New guidelines for the treatment of atrial fibrillation – a heart condition that affects 250,000 Canadians – are promoting a radically different approach, saying the comfort of patients matters a lot more than the rhythm and rate of their heartbeat.
"We're placing a lot more emphasis on quality of life than on the numbers – because that's ultimately what matters," Laurent Macle, director of the electrophysiology fellowship program at the Montreal Heart Institute and co-author of the guidelines, said in an interview.
Patients with AF essentially suffer from an irregular and sometimes rapid heartbeat. It can happen in episodes lasting from minutes to weeks, or it may occur all the time for years.
Traditionally, they have spent long periods of time in hospital, and physicians have aimed to keep the heart rate of AF patients below 100 beats a minute using an array of medications. They were slow to use surgical procedures to correct the underlying heart rhythm problems.
But the new guidelines, published in Thursday's edition of the Canadian Journal of Cardiology, emphasize that AF patients should be treated more quickly and aggressively – beginning with shocking their heart right in the emergency room (which often restores normal rhythm).
"Shock and go is the best approach for most patients," Dr. Macle said. But he stressed that approach should only be taken if the symptoms have lasted less than 48 hours.

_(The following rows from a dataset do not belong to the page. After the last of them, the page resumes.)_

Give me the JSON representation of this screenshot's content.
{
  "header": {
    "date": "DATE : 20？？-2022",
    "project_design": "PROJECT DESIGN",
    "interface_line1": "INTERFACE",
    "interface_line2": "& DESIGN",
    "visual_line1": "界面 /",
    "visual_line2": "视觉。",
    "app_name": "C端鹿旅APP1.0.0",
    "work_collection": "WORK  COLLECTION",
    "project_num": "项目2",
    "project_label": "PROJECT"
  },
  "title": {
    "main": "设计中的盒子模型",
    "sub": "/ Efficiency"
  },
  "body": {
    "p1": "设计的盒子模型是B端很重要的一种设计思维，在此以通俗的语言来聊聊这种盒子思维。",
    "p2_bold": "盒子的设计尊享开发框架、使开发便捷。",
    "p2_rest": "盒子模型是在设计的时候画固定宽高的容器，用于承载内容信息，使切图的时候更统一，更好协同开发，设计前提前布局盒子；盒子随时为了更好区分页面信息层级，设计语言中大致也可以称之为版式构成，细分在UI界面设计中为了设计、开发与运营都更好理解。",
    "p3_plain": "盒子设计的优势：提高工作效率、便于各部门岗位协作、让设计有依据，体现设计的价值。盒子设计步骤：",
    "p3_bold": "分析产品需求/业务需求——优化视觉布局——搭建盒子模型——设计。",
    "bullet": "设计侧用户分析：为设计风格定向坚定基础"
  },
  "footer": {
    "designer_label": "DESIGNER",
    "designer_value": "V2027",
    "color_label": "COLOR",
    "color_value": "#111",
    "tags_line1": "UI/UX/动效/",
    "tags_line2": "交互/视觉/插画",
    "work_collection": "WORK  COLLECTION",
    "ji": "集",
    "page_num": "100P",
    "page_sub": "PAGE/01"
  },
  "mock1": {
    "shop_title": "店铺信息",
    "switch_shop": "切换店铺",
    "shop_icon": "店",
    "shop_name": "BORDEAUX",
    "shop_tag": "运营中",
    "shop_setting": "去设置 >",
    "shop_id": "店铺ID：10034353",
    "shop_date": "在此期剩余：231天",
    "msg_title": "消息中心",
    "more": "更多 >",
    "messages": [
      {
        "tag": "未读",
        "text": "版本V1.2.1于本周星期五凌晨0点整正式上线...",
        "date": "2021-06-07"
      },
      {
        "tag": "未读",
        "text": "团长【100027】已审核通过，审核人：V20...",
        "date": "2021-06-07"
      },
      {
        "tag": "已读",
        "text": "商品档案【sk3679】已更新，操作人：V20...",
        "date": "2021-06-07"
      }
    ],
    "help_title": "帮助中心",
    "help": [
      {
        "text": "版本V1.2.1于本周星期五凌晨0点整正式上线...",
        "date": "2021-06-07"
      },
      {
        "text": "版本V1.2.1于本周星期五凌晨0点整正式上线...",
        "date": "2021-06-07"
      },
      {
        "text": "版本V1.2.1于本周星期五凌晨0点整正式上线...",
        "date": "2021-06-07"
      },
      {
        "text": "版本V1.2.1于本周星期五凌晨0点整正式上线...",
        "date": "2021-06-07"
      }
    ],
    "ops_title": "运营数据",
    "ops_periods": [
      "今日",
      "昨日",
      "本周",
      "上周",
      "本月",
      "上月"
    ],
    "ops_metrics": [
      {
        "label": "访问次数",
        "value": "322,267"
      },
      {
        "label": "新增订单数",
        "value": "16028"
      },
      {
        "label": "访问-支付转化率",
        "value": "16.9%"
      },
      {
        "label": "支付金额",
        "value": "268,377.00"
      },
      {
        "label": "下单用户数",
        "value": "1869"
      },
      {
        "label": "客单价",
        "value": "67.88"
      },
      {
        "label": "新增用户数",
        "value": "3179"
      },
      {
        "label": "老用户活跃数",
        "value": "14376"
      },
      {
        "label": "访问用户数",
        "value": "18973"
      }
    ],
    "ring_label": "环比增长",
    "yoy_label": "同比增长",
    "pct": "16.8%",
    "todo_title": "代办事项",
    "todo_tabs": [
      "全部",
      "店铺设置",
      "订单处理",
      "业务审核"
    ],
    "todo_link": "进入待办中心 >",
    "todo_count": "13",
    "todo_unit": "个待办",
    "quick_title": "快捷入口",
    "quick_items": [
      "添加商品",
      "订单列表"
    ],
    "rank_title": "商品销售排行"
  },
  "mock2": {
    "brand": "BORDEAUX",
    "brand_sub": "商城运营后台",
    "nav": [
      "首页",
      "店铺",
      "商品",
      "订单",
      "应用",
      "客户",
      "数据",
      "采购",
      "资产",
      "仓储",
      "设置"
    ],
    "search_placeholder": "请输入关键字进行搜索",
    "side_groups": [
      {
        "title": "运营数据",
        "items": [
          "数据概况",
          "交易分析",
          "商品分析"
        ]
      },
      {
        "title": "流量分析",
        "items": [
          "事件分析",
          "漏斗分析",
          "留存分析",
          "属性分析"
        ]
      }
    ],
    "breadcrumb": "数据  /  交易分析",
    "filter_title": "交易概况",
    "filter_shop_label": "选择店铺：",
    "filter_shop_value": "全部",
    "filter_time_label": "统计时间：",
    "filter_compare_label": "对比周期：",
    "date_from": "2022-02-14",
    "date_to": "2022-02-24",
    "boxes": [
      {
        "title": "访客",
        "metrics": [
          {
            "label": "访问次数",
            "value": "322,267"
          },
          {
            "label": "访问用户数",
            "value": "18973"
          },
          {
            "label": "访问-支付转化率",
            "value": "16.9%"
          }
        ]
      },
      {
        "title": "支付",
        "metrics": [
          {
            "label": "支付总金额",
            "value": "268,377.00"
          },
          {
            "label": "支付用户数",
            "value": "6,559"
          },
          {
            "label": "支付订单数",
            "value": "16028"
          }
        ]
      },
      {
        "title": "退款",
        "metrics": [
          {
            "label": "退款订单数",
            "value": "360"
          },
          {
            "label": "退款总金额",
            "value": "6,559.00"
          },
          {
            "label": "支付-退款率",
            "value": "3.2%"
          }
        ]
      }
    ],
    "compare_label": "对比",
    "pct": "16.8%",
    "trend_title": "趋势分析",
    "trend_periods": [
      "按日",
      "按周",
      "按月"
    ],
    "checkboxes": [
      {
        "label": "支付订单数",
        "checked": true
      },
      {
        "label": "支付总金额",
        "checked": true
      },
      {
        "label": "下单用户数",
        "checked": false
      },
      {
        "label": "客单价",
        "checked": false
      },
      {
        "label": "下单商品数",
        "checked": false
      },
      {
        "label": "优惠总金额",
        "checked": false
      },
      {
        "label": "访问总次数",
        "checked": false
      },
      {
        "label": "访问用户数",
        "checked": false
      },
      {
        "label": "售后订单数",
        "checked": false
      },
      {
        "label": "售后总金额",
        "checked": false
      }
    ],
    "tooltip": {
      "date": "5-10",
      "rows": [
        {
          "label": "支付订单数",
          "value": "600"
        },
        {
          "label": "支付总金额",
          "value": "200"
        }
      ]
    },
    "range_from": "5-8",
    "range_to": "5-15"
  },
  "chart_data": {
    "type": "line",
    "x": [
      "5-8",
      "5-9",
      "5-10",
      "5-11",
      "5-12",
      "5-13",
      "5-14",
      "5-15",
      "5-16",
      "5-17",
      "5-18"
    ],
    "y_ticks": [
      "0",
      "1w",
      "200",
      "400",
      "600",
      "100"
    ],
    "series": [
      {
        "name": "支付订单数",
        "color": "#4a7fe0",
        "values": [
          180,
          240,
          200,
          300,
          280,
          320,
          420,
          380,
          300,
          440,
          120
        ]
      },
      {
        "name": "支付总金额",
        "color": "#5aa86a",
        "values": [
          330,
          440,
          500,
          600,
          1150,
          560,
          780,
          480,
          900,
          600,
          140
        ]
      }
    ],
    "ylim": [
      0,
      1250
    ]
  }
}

The guidelines, produced by a large group of cardiac experts under the auspices of the Canadian Cardiovascular Society, also call for more determined efforts to prevent the most dangerous side effect of AF, a stroke. Specifically, they recommend that patients at high risk of stroke be prescribed with the anti-coagulant dabigatran (brand name Pradax) instead of the much more common warfarin (Coumadin) because there are far fewer side effects. The catch though is that Pradax is not covered by provincial drug plans.
AF occurs when faulty electrical signals cause the atria – the two upper chambers of the heart – to contract fast and irregularly. Symptoms can include heart palpitations, fatigue and headaches, but some people have no obvious symptoms.
The biggest risk factor for AF is age: One in four Canadians over the age of 40 risks developing this anxiety-inducing, uncomfortable disease. After the age of 55, the incidence of AF doubles with each decade of life.
Rates of AF are higher in individuals with other heart conditions such as high blood pressure and valve problems, and those who undergo heart surgery. Thyroid problems, sleep apnea and excess alcohol consumption are also risk factors.
The most common treatment for AF is cardioconversion, shocking the heart to restore a normal rhythm. Anti-arrhythmia drugs are also used but they are often ineffective and can have numerous side effects.
For this reason, the guidelines recommend they only be used when necessary. For example, people who have intermittent symptoms should use "pill-in-pocket" therapy, meaning they only take the drugs when they have symptoms, not on a daily basis.
Drug therapy does not correct the underlying problem so the new guidelines also suggest that surgery be performed much more readily, specifically a procedure called catheter ablation. Most AF is caused by a build-up of tissue on the pulmonary veins, which disrupts electrical signals. Surgeons snake a thin tube (a catheter) through a small incision into the heart and cauterize (or burn off) that tissue.
"We used to have patients go through a lot of pills but now the recommendation is to go more quickly to catheter ablation," Dr. Macle said, because it has a success rate of 75 to 90 per cent.
The problem can also be corrected during open heart surgery, but the guidelines say that should only be done if the patient is already undergoing another procedure such as a bypass or valve replacement.
The new set of recommendations on the diagnosis and management of AF was last updated in 2005. Since then, major advances have been made in the management of the disease.
In addition to the paper version, the Canadian Cardiovascular Society is also creating, for the first time, an "app" for physicians so they can access then easily on their mobile devices.